After Ingham County Health Department limited outdoor gatherings to 25 people, ELPD has responded to eight violations of the order as of Thursday, according to Interim Chief Steve Gonzalez.

Gonzalez could not confirm if the gatherings included MSU students. However, the order is aimed at areas that previously hosted large house parties, including much of downtown East Lansing around the north edge of campus.

All of the violations were first time offenses, which Gonzalez said are met with an educational approach.

"If someone has a gathering that exceeds the limit ... officers will respond and they'll notify them of their violation, just essentially a verbal warning," Gonzalez said. "And give them a chance to comply."

First-time offenders will likely avoid a misdemeanor charge; however, officers may take action based on existing ordinances, such as noise violations, unlawful parties and nuisance parties, according to Gonzalez.

The city of East Lansing issued a release Wednesday warning Spartans they could face up to six months in jail and/or a fine of up to $200 for disregarding the order.

ELPD will be tracking repeat offenders and refer those to the Ingham County Prosecutor's Office for review, Gonzalez said.

"We don't make that determination," Gonzalez said. "It's important to point out that the prosecutor's office would make that final determination whether or not they issue any charges."

In a statement from the city, returning students are also reminded that indoor gatherings are restricted to 10 people from different households per a statewide order. Violation of this order could result in a misdemeanor as well.

The city is working with MSU officials and will report off-campus student violations to the university, according to the statement. Students who violate either order could face consequences, including expulsion.

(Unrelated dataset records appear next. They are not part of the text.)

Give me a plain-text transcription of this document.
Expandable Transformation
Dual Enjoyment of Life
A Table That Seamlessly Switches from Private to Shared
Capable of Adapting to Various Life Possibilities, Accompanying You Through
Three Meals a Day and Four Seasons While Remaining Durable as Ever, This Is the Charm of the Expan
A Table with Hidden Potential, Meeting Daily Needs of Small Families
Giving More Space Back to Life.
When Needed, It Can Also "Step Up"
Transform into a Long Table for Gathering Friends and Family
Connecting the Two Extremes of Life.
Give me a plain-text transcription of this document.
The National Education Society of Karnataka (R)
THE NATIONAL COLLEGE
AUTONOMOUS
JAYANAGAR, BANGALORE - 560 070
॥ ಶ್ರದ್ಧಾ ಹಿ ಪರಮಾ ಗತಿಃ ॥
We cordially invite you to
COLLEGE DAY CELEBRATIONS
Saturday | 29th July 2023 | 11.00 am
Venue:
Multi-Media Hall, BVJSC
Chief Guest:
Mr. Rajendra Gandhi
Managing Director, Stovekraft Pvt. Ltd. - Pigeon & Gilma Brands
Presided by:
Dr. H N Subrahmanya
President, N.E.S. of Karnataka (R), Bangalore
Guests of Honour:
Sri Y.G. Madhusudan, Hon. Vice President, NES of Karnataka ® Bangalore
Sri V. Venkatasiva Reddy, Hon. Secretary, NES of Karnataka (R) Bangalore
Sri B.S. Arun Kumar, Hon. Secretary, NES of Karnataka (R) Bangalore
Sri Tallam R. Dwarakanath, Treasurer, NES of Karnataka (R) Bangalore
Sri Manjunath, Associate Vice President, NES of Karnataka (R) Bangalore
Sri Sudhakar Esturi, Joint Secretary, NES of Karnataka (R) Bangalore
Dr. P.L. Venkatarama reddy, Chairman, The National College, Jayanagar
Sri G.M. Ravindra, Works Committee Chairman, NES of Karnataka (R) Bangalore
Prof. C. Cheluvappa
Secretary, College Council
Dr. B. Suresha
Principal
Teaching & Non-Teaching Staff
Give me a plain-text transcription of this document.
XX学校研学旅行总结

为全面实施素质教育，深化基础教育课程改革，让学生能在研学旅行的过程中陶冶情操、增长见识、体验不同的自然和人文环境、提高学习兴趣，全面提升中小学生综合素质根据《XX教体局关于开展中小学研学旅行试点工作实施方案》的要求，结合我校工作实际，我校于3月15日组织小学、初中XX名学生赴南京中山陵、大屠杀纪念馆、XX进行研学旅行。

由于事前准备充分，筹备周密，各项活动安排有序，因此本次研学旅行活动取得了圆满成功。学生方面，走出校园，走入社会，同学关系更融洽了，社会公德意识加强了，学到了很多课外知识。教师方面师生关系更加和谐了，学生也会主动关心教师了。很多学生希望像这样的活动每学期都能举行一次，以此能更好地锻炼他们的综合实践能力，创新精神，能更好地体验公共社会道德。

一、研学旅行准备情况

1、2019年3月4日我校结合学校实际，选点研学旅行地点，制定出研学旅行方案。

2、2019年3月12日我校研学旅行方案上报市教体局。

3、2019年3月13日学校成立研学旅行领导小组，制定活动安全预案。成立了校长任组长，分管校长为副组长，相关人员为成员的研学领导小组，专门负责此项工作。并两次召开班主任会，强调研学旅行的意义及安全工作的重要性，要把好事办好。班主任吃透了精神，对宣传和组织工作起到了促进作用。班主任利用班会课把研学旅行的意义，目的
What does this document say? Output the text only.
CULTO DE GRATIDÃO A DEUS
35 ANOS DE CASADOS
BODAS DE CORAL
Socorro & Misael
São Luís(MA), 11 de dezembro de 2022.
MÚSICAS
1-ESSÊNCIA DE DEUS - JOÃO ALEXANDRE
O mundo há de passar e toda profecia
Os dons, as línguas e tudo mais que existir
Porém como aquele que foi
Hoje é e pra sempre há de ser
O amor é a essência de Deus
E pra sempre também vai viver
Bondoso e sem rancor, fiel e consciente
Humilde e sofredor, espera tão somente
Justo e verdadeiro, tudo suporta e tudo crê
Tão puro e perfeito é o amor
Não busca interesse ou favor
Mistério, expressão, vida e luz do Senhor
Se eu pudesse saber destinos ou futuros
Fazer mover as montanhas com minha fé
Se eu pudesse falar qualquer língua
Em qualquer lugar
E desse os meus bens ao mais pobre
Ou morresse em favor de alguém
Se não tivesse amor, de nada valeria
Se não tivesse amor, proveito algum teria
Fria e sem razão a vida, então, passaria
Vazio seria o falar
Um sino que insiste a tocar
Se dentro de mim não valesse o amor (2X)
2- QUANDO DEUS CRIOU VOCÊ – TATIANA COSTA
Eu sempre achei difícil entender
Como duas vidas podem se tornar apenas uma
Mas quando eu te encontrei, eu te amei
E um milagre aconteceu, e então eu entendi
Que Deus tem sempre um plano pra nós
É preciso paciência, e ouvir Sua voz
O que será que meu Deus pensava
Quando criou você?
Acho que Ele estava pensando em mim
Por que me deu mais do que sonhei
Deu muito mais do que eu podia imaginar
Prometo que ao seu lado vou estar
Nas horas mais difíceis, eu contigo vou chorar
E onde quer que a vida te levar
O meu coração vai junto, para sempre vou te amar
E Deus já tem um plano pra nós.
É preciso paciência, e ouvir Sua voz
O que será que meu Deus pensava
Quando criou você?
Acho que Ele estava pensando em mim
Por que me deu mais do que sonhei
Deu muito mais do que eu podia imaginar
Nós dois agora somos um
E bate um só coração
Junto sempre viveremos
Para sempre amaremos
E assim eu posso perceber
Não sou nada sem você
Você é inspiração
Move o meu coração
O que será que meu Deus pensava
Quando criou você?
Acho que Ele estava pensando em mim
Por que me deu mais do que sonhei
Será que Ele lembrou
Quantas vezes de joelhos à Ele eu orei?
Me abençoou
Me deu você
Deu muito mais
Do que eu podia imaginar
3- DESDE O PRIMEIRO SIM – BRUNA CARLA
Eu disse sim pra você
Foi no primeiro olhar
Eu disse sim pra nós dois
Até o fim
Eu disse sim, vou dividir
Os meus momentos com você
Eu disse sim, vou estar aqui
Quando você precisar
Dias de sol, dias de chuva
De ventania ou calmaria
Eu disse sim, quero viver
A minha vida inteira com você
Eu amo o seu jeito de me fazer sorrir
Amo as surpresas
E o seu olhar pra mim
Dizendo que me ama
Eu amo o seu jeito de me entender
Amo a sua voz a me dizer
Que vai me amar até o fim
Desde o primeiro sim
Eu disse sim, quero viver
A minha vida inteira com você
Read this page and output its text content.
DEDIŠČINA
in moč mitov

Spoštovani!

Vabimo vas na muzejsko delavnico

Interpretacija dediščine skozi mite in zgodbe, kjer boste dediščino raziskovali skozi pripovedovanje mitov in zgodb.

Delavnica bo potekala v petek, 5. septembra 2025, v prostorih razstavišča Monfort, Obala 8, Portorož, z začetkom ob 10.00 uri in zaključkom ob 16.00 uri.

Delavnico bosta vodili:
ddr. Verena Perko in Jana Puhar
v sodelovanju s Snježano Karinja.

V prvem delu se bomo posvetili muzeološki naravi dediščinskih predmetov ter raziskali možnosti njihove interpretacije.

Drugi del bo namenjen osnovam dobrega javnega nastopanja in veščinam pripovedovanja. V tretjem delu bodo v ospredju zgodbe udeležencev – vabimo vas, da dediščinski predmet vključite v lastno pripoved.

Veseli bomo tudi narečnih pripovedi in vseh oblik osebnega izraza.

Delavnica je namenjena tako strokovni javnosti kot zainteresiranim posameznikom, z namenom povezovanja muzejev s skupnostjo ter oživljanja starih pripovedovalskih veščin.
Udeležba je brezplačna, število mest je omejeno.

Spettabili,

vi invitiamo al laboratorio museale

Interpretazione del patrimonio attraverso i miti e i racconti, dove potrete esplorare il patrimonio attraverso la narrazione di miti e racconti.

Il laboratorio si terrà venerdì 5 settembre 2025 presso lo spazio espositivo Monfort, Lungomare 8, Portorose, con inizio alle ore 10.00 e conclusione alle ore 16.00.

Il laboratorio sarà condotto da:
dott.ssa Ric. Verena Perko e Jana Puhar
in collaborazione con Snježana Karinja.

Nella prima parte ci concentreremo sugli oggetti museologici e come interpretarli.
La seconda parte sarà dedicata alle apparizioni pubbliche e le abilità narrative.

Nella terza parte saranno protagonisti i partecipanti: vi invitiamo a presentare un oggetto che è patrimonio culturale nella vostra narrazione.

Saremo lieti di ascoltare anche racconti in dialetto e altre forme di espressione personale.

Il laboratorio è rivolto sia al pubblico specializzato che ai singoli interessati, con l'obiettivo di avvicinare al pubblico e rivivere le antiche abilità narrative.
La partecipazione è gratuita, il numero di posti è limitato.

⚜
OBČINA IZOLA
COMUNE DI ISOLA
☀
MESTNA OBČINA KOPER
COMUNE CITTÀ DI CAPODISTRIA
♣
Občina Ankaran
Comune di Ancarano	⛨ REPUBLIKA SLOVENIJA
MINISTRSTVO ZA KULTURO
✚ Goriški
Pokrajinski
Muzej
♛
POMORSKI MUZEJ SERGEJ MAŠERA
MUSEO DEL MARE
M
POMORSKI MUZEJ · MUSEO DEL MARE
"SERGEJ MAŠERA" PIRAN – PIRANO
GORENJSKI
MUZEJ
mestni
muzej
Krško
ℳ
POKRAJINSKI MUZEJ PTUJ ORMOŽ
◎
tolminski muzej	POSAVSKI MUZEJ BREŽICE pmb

"We realize for a lot of returning students, they've been gone for not just the summer, but a lot of people left back in March," Gonzalez said. "They simply may not be aware that this order exists."

As a result, Gonzalez said city officials are working toward educating all returning residents on current guidelines.

"We want people to come back to ... East Lansing and kind of get their lives back on track when it comes to their education, but we also want people to do this safely," Gonzalez said. "The whole point of these efforts (is) to try and mitigate against any large virus outbreaks."